30 Best Logic Quotes
Concerning the rules of Logic and Reason; the evidence of evidence and proof of the system for logical and reasonable belief.
In a recent conversation with a companion of mine, we discussed ethics and morality. My opposition made the claim that anything that was done for the sole sake of pleasure was immoral, on the grounds that it — inevitably — would lead to unhappiness. Since I am a Free Lover, and whole-heartedly believing that consensual and promiscuous can be happy and desirable, I disagreed with his thesis. I searched for contradictions in his theory, asking if he agreed that buying a music CD, for example, solely for pleasure was immoral, or getting intoxicated. However, I decided to ignore contradictions, because someone surely can be entirely self-contained in their theory, and still be fallacious in their assertions.

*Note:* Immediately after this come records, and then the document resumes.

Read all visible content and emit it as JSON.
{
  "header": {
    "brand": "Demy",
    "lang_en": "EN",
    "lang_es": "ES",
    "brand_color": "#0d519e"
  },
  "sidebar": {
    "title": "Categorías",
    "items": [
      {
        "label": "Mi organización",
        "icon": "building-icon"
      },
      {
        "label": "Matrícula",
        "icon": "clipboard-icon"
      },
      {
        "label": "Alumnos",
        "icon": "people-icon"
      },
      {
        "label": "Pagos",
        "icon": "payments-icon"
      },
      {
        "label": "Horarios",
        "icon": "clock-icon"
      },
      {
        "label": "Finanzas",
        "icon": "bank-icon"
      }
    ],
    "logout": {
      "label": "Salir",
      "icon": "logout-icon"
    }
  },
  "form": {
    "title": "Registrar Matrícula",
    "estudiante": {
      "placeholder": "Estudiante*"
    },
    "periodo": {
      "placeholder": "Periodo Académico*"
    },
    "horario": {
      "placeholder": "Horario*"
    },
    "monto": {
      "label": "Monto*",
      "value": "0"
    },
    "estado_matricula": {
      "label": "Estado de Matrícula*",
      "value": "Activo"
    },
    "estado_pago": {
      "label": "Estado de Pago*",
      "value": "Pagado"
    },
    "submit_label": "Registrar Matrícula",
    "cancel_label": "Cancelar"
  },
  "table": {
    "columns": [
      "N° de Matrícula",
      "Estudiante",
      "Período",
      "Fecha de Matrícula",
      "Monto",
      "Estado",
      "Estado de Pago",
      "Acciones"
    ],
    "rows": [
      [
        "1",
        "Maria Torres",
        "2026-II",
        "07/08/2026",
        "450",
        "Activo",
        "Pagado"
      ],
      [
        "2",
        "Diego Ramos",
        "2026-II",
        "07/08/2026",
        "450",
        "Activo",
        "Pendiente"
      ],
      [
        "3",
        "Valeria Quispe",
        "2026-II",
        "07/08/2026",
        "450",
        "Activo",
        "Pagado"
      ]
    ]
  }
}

I asked them, instead, why they believed that pleasure (for the sole sake of pleasure) was immoral. They told me that it was their thesis, and that it was axiomatic. By this, they meant that it was unnecessary for them to prove such a thesis true. After stiffling my laughter, I told them that nothing could be accepted as true without evidence. They then asked me something I could not answer, and I was knowing that I could not answer. They asked me, “How do you know, then, that your method for knowing, such as requiring evidence, is true?” Their statement here was not entirely false.